Likewise, I tested the new models with our harmonization workflow:

Average
text-embedding-3-large model 0.77
FremyCompany/BioLORD-2023 0.76
sentence-transformers/all-mpnet-base-v2 0.73
sentence-transformers/paraphrase-multilingual-MiniLM-L12-v2 0.72
sentence-transformers/distiluse-base-multilingual-cased-v1 0.61
sentence-transformers/distiluse-base-multilingual-cased-v2 0.60
tiadams commented 2 weeks ago

FremyCompany/BioLORD-2023-M could not handle our CDM for an unknown reason. For other models I have found that work with our adapter I re-ran the workflow I had for translated BIOFIND dictionary (145 variables). I put the old models we have tested for comparison.

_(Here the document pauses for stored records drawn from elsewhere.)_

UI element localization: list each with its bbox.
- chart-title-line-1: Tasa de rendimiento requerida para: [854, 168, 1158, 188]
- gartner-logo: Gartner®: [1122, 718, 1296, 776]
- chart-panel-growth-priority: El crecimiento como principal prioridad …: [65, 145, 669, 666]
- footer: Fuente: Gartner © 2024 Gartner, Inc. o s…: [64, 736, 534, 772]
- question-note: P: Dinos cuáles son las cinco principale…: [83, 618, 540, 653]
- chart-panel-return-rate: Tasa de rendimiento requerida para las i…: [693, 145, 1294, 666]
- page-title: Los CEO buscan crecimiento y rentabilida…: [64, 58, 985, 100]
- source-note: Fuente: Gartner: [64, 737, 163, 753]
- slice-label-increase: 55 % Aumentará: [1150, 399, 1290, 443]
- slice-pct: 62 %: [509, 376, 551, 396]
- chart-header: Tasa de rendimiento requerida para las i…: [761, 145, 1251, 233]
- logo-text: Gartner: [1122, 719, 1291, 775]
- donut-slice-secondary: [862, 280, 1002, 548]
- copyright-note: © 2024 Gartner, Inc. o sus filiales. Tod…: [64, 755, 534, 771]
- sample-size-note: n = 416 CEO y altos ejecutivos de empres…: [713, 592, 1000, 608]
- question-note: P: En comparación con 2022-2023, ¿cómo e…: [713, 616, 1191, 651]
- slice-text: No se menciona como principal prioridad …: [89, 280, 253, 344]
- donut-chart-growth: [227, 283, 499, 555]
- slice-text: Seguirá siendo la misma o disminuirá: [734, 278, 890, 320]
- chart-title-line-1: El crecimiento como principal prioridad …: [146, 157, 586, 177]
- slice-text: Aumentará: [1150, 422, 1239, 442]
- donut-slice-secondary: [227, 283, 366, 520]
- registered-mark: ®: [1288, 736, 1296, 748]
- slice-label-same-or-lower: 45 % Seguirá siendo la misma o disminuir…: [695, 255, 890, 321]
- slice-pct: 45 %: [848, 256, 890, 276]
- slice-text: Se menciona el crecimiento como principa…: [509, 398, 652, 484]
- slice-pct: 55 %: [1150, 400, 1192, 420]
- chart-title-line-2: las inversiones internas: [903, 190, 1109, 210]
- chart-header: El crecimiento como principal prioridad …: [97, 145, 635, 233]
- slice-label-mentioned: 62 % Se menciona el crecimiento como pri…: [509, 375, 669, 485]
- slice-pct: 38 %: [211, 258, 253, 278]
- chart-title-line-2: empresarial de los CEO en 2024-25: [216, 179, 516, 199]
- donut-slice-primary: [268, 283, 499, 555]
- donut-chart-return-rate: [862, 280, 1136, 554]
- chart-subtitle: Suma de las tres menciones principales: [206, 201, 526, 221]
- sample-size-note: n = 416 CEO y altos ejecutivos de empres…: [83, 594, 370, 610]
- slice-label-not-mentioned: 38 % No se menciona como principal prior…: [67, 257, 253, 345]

Here are the results: Enligh to German German to English Average text-embedding-3-large model 0.46 0.53 0.50 sentence-transformers/paraphrase-multilingual-MiniLM-L12-v2 0.19 0.28 0.24 sentence-transformers/distiluse-base-multilingual-cased-v1 0.23 0.23 0.23 sentence-transformers/distiluse-base-multilingual-cased-v2 0.15 0.25 0.20 sentence-transformers/all-mpnet-base-v2 0.12 0.19 0.16 FremyCompany/BioLORD-2023 0.14 0.13 0.14

Likewise, I tested the new models with our harmonization workflow: Average text-embedding-3-large model 0.77 FremyCompany/BioLORD-2023 0.76 sentence-transformers/all-mpnet-base-v2 0.73 sentence-transformers/paraphrase-multilingual-MiniLM-L12-v2 0.72 sentence-transformers/distiluse-base-multilingual-cased-v1 0.61 sentence-transformers/distiluse-base-multilingual-cased-v2 0.60

Thanks for the research, great work. I think based in this we should probably switch to the text-embedding-3-large model since it appears to perform best in both metrics

tiadams commented 2 weeks ago

Just saw this is openAI based, probably best trade off then is sentence-transformers/paraphrase-multilingual-MiniLM-L12-v2, what do you think?